The toolbar displays varions buttons depending on which view is shown.;
- A Sequence Type indicator. This is simply an icon to indicate that the assembly represents a DNA sequence. It cannot be clicked.
- The blocking control is a slider that controls the horizontal scale of the displayed chromatogram. Drag the control with the mouse to adjust the horizontal resolution of the trace display. By default, MacVector uses a scaling of one pixel per sample time point.
- The plus button lets you add trace files or MacVector sequence files to the assembly. This is a shortcut to the main menu item "Edit | Add Sequences from File". Newly added sequences will appear in italics in the upper pane, indicating they have not been assembled.
- Clicking the annotated sequence button opens the Annotated Sequence window, which contains the sequence text with features marked along its length. The format is controlled by the Format annotated display in the MacVector Preferences. The information in the window cannot be changed, but it can be highlighted and copied to the Clipboard. The residues of the aligned sample sequences are NOT displayed in this window.

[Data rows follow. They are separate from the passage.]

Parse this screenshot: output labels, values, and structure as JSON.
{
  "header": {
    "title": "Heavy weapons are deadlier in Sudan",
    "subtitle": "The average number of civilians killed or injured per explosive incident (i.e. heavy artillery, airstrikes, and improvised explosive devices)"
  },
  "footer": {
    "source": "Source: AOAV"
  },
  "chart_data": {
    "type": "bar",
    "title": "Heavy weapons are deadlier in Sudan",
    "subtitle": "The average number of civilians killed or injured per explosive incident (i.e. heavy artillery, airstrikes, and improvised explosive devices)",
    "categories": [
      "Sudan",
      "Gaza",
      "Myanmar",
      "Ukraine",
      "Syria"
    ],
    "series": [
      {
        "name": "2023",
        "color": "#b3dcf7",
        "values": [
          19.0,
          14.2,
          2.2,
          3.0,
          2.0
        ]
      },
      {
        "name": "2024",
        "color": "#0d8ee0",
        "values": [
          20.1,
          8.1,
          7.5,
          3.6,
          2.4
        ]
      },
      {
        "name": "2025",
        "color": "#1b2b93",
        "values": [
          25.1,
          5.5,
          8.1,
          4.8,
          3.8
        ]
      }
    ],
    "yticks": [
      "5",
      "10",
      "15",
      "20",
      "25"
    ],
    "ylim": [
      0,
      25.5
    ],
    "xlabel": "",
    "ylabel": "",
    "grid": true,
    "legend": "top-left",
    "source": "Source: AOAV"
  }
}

- Clicking on the circular arrow button opens the assembly parameters dialog. Use this to automatically assemble the sample sequences with the reference sequence. See the "Automatic assembly" topic for more details. This button is a shortcut to the "Analyze ! Sequence Confirmation..." main menu item.
- The button with the small "AGCT" characters is the "show dots" toggle. Clicking on this button toggles the display mode so that sample sequence and consensus residues that match the reference sequence are displayed as dots. Clicking a second time turns the "sow dots" display off. Use this to quickly visually scan an assembly for mismatched residues.
- Clicking on the find mismatches button (represented by a small pair of binoculars), opens a floating Find Mismatches window. You can use this to quickly find and jump to mismatches between the reference and consensus sequences.
- Click on the preferences button to open the Assembly Preferences dialog. There are only two parameters that can be changed;
- The Threshold setting controls how the consensus sequence is calculated. The algorithm simply counts up each of the overlapping sample residues at each position (taking the IUPAC ambiguity code into account) and assigns the consensus only if one of the bases exceeds the threshold percentage. Otherwise, an appropriate ambiguity code is assigned. Unassembled and masked sequences are not counted in the consensus calculation.
- The Allow ambiguous matches checkbox determines if IUPAC ambiguity codes should be used when the "show dots" display toggle is active.